HDFC Bank Signs Rs 1,020-Cr Lease Agreement for 4.5 Lakh Sq Ft Office Space

A significant commercial lease has been signed by HDFC Bank in Mumbai’s Andheri. The bank has secured 4.50 lakh sq ft of space at an annual rental cost of more than ₹1,020 crore, according to documents accessed by CRE Matrix

Documents reveal that HDFC Bank has signed a 10-year lease for a carpet area of nearly 2.73 lakh sq ft within R Square, a commercial building constructed by Histyle Retail Pvt Ltd, a subsidiary of Runwal Realty. This significant lease agreement highlights HDFC Bank’s commitment to expanding its presence in Andheri, Mumbai.

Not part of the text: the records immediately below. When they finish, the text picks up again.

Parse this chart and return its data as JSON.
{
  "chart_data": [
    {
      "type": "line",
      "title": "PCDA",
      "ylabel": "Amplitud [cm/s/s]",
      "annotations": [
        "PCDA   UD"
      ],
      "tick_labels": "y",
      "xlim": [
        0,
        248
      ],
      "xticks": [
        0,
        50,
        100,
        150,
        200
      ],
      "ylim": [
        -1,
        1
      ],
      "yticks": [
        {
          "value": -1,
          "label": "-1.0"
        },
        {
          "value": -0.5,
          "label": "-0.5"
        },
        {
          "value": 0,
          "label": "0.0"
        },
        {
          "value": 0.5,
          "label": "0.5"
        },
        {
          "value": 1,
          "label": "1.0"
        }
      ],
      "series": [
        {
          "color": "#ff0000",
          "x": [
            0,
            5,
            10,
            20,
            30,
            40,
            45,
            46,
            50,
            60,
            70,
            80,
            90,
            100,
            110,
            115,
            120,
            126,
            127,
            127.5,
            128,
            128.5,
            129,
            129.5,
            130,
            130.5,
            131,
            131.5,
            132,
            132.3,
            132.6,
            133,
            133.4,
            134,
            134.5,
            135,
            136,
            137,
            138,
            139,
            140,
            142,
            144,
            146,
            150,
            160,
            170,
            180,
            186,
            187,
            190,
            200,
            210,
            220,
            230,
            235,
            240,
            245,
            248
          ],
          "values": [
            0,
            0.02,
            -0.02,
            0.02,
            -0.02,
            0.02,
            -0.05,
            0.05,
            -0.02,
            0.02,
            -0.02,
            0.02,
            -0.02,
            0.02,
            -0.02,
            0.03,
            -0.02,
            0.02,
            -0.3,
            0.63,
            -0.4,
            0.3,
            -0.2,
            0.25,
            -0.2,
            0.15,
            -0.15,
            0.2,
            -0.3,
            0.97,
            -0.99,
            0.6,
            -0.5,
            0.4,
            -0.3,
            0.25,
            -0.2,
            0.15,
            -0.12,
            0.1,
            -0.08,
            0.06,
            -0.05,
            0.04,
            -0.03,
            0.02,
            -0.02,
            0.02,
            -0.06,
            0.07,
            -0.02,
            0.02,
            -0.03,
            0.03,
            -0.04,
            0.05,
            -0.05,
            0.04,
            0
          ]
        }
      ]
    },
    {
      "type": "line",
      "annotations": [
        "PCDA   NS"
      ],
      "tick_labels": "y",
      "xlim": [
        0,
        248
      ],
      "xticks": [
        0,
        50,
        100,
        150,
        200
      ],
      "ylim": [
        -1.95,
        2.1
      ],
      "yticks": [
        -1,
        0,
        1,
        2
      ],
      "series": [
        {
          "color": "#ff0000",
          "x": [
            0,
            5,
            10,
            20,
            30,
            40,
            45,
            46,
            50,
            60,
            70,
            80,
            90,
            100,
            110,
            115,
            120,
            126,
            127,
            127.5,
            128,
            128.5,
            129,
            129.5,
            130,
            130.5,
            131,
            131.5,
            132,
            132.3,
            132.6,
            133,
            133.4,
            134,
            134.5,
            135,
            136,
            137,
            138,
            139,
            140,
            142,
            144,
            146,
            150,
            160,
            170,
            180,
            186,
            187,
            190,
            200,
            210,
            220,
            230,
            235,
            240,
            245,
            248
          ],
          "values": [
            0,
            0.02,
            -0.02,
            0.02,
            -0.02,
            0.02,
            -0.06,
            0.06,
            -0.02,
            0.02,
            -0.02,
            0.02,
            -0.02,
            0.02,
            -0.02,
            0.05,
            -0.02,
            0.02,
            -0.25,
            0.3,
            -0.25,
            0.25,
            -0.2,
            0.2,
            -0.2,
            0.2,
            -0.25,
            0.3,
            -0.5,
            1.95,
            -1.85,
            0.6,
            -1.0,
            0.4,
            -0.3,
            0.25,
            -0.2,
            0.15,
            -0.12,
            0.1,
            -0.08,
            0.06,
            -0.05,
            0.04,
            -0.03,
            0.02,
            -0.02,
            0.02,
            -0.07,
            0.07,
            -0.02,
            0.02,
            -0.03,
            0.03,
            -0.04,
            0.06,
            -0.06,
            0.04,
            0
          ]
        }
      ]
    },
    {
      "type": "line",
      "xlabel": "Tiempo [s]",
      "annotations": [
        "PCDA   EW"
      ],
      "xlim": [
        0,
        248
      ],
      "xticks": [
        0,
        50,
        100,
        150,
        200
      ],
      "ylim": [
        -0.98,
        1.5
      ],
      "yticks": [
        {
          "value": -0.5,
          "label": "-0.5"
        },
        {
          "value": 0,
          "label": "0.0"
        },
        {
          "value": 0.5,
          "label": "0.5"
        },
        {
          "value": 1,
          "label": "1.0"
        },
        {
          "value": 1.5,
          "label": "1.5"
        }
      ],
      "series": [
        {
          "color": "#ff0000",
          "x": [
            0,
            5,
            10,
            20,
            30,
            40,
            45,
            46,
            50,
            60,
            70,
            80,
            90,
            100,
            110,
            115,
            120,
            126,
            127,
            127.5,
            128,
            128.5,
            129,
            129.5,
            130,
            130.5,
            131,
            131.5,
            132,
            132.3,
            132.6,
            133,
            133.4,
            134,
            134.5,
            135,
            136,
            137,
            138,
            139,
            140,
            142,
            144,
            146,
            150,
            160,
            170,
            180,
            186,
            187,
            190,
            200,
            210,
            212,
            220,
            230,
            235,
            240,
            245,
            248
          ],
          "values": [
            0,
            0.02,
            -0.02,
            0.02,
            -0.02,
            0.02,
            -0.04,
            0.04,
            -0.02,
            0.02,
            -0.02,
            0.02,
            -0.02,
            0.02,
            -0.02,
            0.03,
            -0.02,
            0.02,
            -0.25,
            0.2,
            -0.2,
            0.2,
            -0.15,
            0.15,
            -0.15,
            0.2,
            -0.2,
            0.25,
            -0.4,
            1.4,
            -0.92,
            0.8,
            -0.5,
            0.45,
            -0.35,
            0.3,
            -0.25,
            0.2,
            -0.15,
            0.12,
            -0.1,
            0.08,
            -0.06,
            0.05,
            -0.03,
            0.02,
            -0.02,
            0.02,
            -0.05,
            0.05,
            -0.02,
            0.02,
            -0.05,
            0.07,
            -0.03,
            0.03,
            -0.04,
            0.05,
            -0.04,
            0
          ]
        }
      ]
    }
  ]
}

The leasing of the commercial space has been executed through a series of three separate agreements. These agreements cover selected units located on the ground floor, as well as the first through sixth floors of the building. The monthly rental payment for the leased space is ₹6.45 crore, translating to an annual rent exceeding ₹1,020 crore. The lease agreement includes a provision for a 15% rent escalation at the end of every 36 months. 

The licensee was permitted to commence operations on January 21, 2025, with the agreement subsequently being registered on January 27, 2025. The commercial space features 227 parking spaces. A significant security deposit of ₹116 crore was paid by HDFC Bank as part of the leasing agreement.

Abhishek Kiran Gupta, CEO and co-founder of CRE Matrix and IndexTap.com commented, “Andheri is a growing office market of Mumbai in terms of annual leasing activity, new housing developments, metro, airport, and highway connectivity, hospitality, and everything in between.”

Recent Transactions in Mumbai

In a recent transaction, Tata Investment Corp acquired two office properties totaling 42,743 sq ft in Mumbai’s Wadala area for nearly ₹150 crore. In another transaction last year, Nielsen Media India Private Limited and its subsidiary leased 1.52 lakh square feet of office space in Mumbai’s Goregaon.